STUDY OF ELECTRON LOSSES IN NANOSTRUCTURED ANATASE USING TRANSIENT ABSORPTION SPECTROSCOPY

摘要

In order to elucidate electron migration in dye-sensitised nanoporous anatase TiO_2, time-of-flight short-circuit photocurrents and transient absorption spectra between 500 and 2000 nm have been recorded. It is found that electrons in TiO_2 dominate the transient absorption between 900 and 1100 nm, whereas at wavelengths longer than 1100 nm absorption by electrons in the SnO_2:F substrate prevails. To facilitate a qualitative analysis, the absorption cross-sections of electrons in TiO_2 and SnO_2:F have been measured. Combining transient absorption and photocurrent response data, the time-resolved recombination loss can be determined. When the excitation density is below 33.5 μJ/cm~2, on average less than one electron per nanoparticle is injected.

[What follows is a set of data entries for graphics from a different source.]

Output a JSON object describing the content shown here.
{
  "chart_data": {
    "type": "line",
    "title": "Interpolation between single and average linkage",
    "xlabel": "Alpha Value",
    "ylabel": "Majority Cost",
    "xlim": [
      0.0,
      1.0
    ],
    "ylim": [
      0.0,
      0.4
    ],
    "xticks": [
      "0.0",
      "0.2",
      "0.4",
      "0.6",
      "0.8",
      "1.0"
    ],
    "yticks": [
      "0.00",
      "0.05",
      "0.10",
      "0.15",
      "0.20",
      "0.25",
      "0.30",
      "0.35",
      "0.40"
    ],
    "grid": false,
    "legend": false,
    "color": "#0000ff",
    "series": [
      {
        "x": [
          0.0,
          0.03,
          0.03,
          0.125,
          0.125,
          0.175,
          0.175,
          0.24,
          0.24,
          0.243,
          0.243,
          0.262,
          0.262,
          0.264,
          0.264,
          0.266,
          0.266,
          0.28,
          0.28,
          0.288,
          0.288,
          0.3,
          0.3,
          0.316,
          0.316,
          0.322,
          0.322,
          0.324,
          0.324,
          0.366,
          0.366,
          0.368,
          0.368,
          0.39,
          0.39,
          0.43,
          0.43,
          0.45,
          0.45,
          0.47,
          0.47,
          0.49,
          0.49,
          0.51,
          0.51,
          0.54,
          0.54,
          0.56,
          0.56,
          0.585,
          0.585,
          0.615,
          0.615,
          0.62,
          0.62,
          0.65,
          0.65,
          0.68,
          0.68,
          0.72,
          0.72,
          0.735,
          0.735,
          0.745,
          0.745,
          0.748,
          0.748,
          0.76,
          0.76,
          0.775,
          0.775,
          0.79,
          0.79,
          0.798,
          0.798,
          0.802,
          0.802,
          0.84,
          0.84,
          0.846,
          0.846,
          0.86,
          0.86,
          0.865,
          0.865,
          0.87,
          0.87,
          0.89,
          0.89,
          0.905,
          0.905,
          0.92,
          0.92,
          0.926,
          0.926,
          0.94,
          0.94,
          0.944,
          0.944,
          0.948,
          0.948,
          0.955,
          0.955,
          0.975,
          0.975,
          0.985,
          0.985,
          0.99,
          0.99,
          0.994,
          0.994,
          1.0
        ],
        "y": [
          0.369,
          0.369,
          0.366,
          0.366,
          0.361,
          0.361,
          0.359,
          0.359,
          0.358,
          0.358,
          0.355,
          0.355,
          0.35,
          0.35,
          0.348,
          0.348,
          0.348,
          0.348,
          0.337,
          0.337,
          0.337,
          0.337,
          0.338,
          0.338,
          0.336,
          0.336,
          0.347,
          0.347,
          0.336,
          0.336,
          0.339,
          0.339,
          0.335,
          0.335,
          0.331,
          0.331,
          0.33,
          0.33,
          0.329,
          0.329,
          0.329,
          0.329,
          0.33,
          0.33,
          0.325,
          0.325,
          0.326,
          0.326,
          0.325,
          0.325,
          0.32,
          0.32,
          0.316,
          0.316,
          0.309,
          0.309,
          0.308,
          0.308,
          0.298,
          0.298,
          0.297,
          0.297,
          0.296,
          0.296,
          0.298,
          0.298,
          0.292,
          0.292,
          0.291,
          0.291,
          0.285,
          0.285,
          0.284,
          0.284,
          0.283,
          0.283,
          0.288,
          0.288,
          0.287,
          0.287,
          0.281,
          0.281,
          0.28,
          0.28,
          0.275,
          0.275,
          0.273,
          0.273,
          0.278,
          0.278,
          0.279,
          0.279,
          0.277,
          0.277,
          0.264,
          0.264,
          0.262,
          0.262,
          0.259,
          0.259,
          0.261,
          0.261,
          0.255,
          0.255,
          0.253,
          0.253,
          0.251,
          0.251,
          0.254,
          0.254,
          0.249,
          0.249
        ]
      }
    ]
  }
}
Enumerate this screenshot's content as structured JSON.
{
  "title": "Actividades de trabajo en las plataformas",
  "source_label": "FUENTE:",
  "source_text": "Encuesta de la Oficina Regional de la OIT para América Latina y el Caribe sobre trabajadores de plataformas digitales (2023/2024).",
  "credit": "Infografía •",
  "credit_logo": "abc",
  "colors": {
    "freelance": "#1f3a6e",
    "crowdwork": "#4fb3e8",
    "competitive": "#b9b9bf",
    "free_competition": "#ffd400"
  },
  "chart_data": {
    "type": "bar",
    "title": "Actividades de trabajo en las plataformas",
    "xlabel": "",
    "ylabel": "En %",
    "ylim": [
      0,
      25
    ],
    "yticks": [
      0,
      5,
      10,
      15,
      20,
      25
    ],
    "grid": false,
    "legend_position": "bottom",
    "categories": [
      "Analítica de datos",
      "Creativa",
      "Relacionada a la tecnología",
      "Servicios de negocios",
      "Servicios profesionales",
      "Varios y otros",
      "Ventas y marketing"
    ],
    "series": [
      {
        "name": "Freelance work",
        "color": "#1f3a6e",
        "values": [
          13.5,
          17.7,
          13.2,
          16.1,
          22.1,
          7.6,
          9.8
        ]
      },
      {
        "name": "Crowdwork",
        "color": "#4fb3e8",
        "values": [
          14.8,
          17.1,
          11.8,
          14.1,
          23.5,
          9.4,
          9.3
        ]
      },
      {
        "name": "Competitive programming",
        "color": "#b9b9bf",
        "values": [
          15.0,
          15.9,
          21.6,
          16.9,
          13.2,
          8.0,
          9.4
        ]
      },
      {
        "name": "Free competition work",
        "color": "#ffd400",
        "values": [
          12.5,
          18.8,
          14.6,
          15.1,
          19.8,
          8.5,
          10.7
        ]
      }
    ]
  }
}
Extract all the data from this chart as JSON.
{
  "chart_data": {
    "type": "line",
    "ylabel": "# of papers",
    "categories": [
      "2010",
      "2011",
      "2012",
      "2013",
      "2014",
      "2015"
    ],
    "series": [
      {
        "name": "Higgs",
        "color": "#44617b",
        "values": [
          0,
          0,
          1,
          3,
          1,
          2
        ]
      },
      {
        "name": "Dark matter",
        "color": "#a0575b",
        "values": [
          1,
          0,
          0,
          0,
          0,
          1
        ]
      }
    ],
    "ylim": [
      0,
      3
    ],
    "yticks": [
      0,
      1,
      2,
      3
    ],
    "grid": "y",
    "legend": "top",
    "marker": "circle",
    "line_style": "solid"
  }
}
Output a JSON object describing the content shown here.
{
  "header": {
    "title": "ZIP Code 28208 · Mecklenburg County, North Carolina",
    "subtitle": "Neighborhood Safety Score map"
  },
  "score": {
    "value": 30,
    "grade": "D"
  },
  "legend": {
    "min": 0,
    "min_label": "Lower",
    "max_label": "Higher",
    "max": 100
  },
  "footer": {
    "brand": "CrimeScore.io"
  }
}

Under this condition the IPCE equals unity. When higher excitation densities are applied, more than one electron per nanoparticle is injected, losses become significant, and the IPCE reduces to 40%. The time evolution of the recombination loss reveals that recombination primarily takes place with a few microseconds. One mechanism involves the recombination of electrons with dye cations, occurring in the first 20 ns after laser flash excitation.